O Tribunal de Justiça de São Paulo (TJSP) determinou nesta sexta-feira (30) a soltura de Igor Ferreira Sauceda, acusado de atropelar e matar o motoboy Pedro Kayque Ventura, de 21 anos, em julho do ano passado na Avenida Interlagos, zona sul da capital paulista. O crime ocorreu após o motoboy danificar o retrovisor do Porsche, levando o motorista a persegui-lo e causar o acidente fatal.
Pontos Principais:
Segundo a perícia, o Porsche dirigido por Sauceda estava a mais de 102 km/h no momento do impacto e arrastou a moto por cerca de 60 metros antes de colidir contra um poste. Sauceda foi denunciado por homicídio triplamente qualificado, e desde então, permaneceu preso aguardando decisão judicial sobre o caso.
A juíza Isabel Begalli Rodriguez, da 3ª Vara do Júri, afirmou em sua decisão que não foram encontradas evidências de comportamento ameaçador de Sauceda antes do ocorrido. Ela citou que o inquérito sobre supostas intimidações foi arquivado e nenhuma testemunha confirmou ter sido ameaçada pelo acusado ou por pessoas ligadas a ele.
A magistrada também destacou que Sauceda não tentou esconder provas ou dificultar o trabalho da polícia. De acordo com a decisão, ele permaneceu no local do acidente, prestou depoimento e colaborou com as investigações desde o início do processo.
Outro ponto levantado pela juíza foi o tempo de prisão preventiva de Sauceda, que chegou a quase 10 meses, e a demora para realização da perícia solicitada pela defesa.
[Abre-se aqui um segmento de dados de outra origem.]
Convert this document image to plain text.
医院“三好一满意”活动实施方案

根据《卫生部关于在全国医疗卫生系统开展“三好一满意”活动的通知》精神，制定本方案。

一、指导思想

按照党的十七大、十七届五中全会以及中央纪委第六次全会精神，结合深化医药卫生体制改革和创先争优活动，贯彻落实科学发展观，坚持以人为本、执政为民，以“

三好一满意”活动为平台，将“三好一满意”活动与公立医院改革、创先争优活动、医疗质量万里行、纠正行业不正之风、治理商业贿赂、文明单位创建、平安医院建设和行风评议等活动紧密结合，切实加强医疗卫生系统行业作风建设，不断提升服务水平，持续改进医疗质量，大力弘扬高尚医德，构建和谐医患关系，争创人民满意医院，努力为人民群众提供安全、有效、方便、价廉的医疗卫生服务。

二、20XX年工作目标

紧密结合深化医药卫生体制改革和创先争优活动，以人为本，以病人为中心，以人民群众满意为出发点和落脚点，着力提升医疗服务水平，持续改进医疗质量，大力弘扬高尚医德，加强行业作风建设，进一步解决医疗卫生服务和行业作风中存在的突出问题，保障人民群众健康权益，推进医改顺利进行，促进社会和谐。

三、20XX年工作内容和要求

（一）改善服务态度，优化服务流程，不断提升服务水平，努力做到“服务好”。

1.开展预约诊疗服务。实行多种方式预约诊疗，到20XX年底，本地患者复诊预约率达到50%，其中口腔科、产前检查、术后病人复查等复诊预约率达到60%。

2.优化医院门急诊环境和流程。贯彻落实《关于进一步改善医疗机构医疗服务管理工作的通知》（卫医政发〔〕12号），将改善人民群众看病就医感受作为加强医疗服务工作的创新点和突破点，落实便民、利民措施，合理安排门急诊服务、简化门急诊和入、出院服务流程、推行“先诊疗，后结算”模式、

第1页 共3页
Essa demora, segundo ela, foi causada por dificuldades no acesso aos veículos envolvidos no acidente, o que prejudicou a conclusão do laudo.
Com a liberdade provisória, foram impostas medidas cautelares ao acusado, como o uso de tornozeleira eletrônica, a suspensão da Carteira Nacional de Habilitação (CNH) e a proibição de sair do país. A decisão não encerra o processo, e o caso segue em tramitação judicial.
O motoboy Pedro Kayque Ventura, que morreu aos 21 anos, deixou um filho de três anos e teve a morte considerada intencional pela família, que afirma que o motorista jogou o carro contra a moto de propósito. A defesa de Sauceda alega que ele não teve intenção de matar e que o acidente foi um desdobramento da discussão que começou após a batida no retrovisor.